When I ran one court alone, in addition to arithmetic the spreadsheet enabled me to easily monitor both changes in rates of offending and my own caseflow management, simply from the details of the causelists and the outcome notes I made on them. In building work cases, or other cases where there is reference to losts of numbers, I make my notes in a spreadsheet, not a wordprocessor.

Next came a graphics programme, CorelDraw3, for working with bitmap and vector images, as scanning was on the horizon. I have never needed to upgrade it. When scanning arrived, it became clear that a photographic imaging programme would also be needed. Adobe Photoshop 4 has proved to be ideal. I am now learning video production, using VideoWave. VRML, three dimensional virtual reality imaging, will be next after that.

After graphics, the choice was either learning programming, which looked to be a one way street in inflexibility, or coming to grips with communications technology, no easy task in 1994, the days of Telix, Zmodem, initialisation strings and other nasties. By 1994, I was on the Internet, but i found I had to learn enough about Unix to be able to get around by using a Unix shell account, the only type which was available in Adelaide.

The first hyperlinking html editor that I bought was the original HotDog. It was an excellent piece of software to use as an educational aid. It was absolutely no use in court.

Meanwhile back on the Internet the browser revolution had begun. The World Wide Web was coming in via Netscape.

When MSFrontPage was released, it was the first html editor which made using an html editor in court a real option.
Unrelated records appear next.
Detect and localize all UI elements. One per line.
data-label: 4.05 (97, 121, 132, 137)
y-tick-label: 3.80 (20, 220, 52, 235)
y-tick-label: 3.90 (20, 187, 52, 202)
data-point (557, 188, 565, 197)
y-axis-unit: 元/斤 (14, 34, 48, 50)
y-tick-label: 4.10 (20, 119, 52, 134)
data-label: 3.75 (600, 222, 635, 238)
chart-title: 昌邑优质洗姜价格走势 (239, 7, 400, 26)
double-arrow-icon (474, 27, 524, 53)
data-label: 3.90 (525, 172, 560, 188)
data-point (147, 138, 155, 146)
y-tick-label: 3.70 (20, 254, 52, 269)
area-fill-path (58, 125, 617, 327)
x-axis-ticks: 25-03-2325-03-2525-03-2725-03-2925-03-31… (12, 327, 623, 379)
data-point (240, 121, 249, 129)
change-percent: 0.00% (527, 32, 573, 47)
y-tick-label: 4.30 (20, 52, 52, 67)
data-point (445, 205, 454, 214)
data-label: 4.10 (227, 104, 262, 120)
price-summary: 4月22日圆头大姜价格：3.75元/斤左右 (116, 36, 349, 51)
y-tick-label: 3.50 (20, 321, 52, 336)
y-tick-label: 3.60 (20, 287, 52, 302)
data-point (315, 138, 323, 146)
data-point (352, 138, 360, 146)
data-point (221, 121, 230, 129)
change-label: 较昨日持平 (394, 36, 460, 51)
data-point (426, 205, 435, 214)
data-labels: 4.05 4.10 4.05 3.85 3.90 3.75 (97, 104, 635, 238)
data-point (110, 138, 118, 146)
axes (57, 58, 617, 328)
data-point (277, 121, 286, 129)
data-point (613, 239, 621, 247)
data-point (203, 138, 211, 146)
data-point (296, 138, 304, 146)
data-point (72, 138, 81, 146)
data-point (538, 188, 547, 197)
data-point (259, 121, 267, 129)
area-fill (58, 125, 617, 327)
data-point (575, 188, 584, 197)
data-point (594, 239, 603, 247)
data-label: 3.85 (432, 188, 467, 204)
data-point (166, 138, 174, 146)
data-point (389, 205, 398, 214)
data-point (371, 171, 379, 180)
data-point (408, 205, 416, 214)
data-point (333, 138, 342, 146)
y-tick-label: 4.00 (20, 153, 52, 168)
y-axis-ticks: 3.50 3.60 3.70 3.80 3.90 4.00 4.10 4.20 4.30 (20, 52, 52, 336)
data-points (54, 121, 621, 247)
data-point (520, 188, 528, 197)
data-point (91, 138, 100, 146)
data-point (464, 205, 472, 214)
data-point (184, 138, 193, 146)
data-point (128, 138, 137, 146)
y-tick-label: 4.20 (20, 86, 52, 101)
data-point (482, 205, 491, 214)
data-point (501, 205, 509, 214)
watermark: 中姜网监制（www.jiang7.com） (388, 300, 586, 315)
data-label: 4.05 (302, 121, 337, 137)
I am currently building a dictionary in Kurzweil Voice, an inexpensive commercial voice control and dictating package. IBM has similar software on display at the trade fair in the foyer. The bulk of my investment is my time. The real cost will be the time it takes to build a dictionary, at home, at night. It is not worthwhile for me to wait for new developments, for when this happens I will need to upgrade the hardware that I use before I can use the improved software. Sound software is resource hungry.

Sound software is still relatively primitive, but it will enable me to dictate straight into the wordprocessor and the spreadsheet, and switch between them, using software which has a 30,000 word vocabulary, lets me speak at 100 words a minute, and costs about a hundred dollars, microphone included.